Slider-entity-row is a custom Lovelace plugin for Home Assistant that adds interactive slider controls to entity cards. It allows users to adjust numeric attributes like light brightness, media volume, and thermostat temperature directly from their dashboard interface, replacing simple toggle switches with more precise visual controls.
Home Assistant users who want more intuitive control interfaces for their smart home devices, particularly those managing lights, media players, climate systems, and covers through the Lovelace dashboard.
It enhances the default Home Assistant experience by providing visual, slider-based controls that are more precise and user-friendly than basic toggle switches, with extensive customization options for different device types and display preferences.
🔹 Add sliders to entity cards
Open-Awesome is built by the community, for the community. Submit a project, suggest an awesome list, or help improve the catalog on GitHub.
Replaces basic toggles with sliders for exact adjustments, as demonstrated for brightness control in lights and volume in media players, offering more intuitive interaction.
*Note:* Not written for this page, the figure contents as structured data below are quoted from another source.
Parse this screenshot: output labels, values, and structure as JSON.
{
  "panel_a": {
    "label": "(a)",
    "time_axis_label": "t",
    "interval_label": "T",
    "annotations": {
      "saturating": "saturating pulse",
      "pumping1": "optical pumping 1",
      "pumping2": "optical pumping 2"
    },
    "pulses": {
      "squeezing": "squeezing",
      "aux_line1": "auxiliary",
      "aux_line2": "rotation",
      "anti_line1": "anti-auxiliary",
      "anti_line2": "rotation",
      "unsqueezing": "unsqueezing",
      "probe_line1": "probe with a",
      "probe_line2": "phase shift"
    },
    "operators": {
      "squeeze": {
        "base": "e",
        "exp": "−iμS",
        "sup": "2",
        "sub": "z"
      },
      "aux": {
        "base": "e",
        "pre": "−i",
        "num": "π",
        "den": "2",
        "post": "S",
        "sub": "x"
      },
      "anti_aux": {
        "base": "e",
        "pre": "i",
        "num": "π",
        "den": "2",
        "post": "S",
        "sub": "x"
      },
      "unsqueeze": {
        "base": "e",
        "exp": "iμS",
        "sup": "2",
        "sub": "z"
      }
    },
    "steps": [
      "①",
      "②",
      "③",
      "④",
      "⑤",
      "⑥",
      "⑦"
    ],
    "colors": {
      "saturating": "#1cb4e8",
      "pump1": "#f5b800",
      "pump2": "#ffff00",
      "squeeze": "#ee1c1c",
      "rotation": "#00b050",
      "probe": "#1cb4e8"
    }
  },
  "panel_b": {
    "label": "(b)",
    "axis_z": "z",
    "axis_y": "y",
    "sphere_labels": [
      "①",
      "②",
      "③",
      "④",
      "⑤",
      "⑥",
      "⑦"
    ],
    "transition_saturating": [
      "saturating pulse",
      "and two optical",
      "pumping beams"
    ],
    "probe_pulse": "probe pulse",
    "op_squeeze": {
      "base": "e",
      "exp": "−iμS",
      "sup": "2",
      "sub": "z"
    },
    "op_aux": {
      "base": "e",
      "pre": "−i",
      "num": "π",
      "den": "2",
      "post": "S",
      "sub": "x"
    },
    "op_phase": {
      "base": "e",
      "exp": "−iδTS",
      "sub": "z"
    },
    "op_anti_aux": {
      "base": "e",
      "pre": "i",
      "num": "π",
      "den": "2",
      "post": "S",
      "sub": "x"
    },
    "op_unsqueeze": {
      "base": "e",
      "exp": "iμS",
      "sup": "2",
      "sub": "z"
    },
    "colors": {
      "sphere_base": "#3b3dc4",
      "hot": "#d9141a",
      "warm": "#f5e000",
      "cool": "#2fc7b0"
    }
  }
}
Supports multiple Home Assistant domains including light, media_player, climate, and cover, making it versatile for various smart home devices, as listed in the usage section.
Provides configurable settings like toggle buttons, hide_state, full-row sliders, and RTL support, allowing tailored dashboard interfaces without extensive coding.
Can control multiple entities simultaneously using light groups or template entities, simplifying management of grouped devices like light or cover groups.
Requires editing YAML configuration files directly, which can be error-prone and less accessible for users unfamiliar with Home Assistant's setup, as noted in the quick start.
Only specific attributes listed in the documentation are supported; custom or unlisted numeric attributes cannot be controlled, restricting flexibility for advanced use cases.
As a custom Lovelace plugin, it relies on Home Assistant's framework, and updates to core components might break compatibility without clear migration paths.